A view of the financial district of Makati City on May 8, 2013 in Manila, Philippines.
Photograph by Dondi Tawatao—Getty Images
By TIME
November 17, 2016

The Philippine economy is the fastest growing in Asia, at 7.1% on-year July -September—its most robust rate of growth in three years.

The figure, announced by the Philippine Statistics Authority on Thursday, surpassed the 6.7% median growth estimate of 15 economists surveyed by Bloomberg and matched an estimated 1.2%GDP rise against the previous quarter.

It also stacked favorably against China’s third quarter growth rate, at 6.7%, and Vietnam’s, at 6.4%. Last quarter, India posted a 7.1% growth rate but it has yet to report its third quarter figures. Bloomberg projects that the Philippine economy, undeterred by the risk of a protectionism under Donald Trump and President Rodrigo Duterte’s anti-U.S. tirades, is set to expand more than 6% until 2018.

Rosemarie Edillon, the Philippines’ Economic Planning Undersecretary said in a statement, “All things considered, our economy’s strong growth in the third quarter is a very good sign of things to come.”

Edillon put the better than expected expansion down to strong investment growth, particularly in construction and infrastructure, and upbeat consumer spending driven by low inflation and interest rates.

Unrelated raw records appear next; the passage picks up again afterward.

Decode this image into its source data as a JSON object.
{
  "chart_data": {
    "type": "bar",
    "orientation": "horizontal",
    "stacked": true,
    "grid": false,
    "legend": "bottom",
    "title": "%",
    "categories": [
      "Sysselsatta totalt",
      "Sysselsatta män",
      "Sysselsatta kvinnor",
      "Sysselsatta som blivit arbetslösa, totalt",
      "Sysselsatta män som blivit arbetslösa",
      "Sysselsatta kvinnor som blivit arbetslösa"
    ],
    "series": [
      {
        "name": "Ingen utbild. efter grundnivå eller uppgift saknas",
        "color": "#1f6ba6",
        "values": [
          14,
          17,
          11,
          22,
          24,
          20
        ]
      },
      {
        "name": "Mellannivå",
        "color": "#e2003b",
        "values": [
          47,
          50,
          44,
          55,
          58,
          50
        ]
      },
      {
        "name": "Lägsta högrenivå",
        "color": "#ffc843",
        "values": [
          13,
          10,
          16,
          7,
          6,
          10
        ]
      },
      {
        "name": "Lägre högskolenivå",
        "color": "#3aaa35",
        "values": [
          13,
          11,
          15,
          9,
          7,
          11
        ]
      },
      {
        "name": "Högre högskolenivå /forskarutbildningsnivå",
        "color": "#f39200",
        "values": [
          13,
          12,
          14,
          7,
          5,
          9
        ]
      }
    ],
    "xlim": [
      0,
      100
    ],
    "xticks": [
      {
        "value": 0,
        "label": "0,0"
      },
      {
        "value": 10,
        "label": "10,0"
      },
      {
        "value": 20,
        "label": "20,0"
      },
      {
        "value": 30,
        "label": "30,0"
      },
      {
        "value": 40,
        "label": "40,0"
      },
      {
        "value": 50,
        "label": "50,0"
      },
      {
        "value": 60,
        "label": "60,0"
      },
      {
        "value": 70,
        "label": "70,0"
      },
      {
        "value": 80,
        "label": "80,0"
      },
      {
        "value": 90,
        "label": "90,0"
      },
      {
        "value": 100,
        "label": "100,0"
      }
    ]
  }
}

Astro del Castillo, an analyst at First Grade Holdings securities told AFP that the growth figure was “a surprise for the financial markets,” but “it affirms our view that fundamentals remain intact despite the political noise.”

The Philippine Stock Exchange rose 1.1% Thursday morning from a seven-month low. The peso, however, continues to flounder at an almost eight-year low—49.32 to the greenback late Thursday morning.

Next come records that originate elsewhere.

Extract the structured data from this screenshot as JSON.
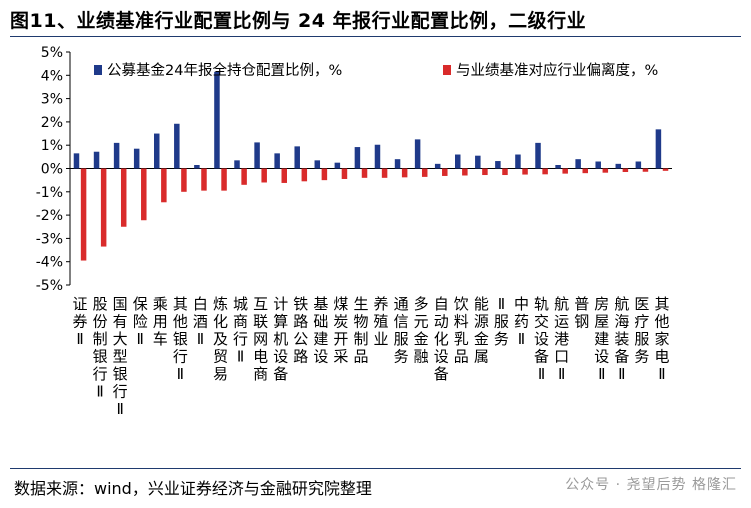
{
  "header": {
    "title": "图11、业绩基准行业配置比例与 24 年报行业配置比例，二级行业"
  },
  "footer": {
    "source": "数据来源：wind，兴业证券经济与金融研究院整理",
    "watermark": "公众号 · 尧望后势 格隆汇"
  },
  "colors": {
    "series1": "#1f3a8a",
    "series2": "#d92b2b"
  },
  "chart_data": {
    "type": "bar",
    "y_tick_labels": [
      "5%",
      "4%",
      "3%",
      "2%",
      "1%",
      "0%",
      "-1%",
      "-2%",
      "-3%",
      "-4%",
      "-5%"
    ],
    "ylim": [
      -5,
      5
    ],
    "legend_position": "top",
    "categories": [
      "证券Ⅱ",
      "股份制银行Ⅱ",
      "国有大型银行Ⅱ",
      "保险Ⅱ",
      "乘用车",
      "其他银行Ⅱ",
      "白酒Ⅱ",
      "炼化及贸易",
      "城商行Ⅱ",
      "互联网电商",
      "计算机设备",
      "铁路公路",
      "基础建设",
      "煤炭开采",
      "生物制品",
      "养殖业",
      "通信服务",
      "多元金融",
      "自动化设备",
      "饮料乳品",
      "能源金属",
      "Ⅱ服务",
      "中药Ⅱ",
      "轨交设备Ⅱ",
      "航运港口Ⅱ",
      "普钢",
      "房屋建设Ⅱ",
      "航海装备Ⅱ",
      "医疗服务",
      "其他家电Ⅱ"
    ],
    "series": [
      {
        "name": "公募基金24年报全持仓配置比例，%",
        "values": [
          0.65,
          0.72,
          1.1,
          0.85,
          1.5,
          1.92,
          0.15,
          4.15,
          0.35,
          1.12,
          0.65,
          0.95,
          0.35,
          0.25,
          0.92,
          1.02,
          0.4,
          1.25,
          0.2,
          0.6,
          0.55,
          0.32,
          0.6,
          1.1,
          0.15,
          0.4,
          0.3,
          0.2,
          0.3,
          1.68
        ]
      },
      {
        "name": "与业绩基准对应行业偏离度，%",
        "values": [
          -3.95,
          -3.35,
          -2.5,
          -2.22,
          -1.45,
          -1.0,
          -0.95,
          -0.95,
          -0.7,
          -0.6,
          -0.62,
          -0.55,
          -0.5,
          -0.45,
          -0.4,
          -0.4,
          -0.38,
          -0.36,
          -0.32,
          -0.3,
          -0.28,
          -0.28,
          -0.26,
          -0.25,
          -0.22,
          -0.2,
          -0.18,
          -0.15,
          -0.14,
          -0.1
        ]
      }
    ]
  }
}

For more on the Philippines, watch Fortune’s vide:

In September, rating agency Standard & Poor’s said the Philippines was unlikely to get an upgrade on its credit rating and raised the prospect of a downgrade, citing President Rodrigo Duterte’s unpredictability and uncertainty over his domestic and foreign policies. In line with these concerns, some foreign investments have been halted and orders cancelled.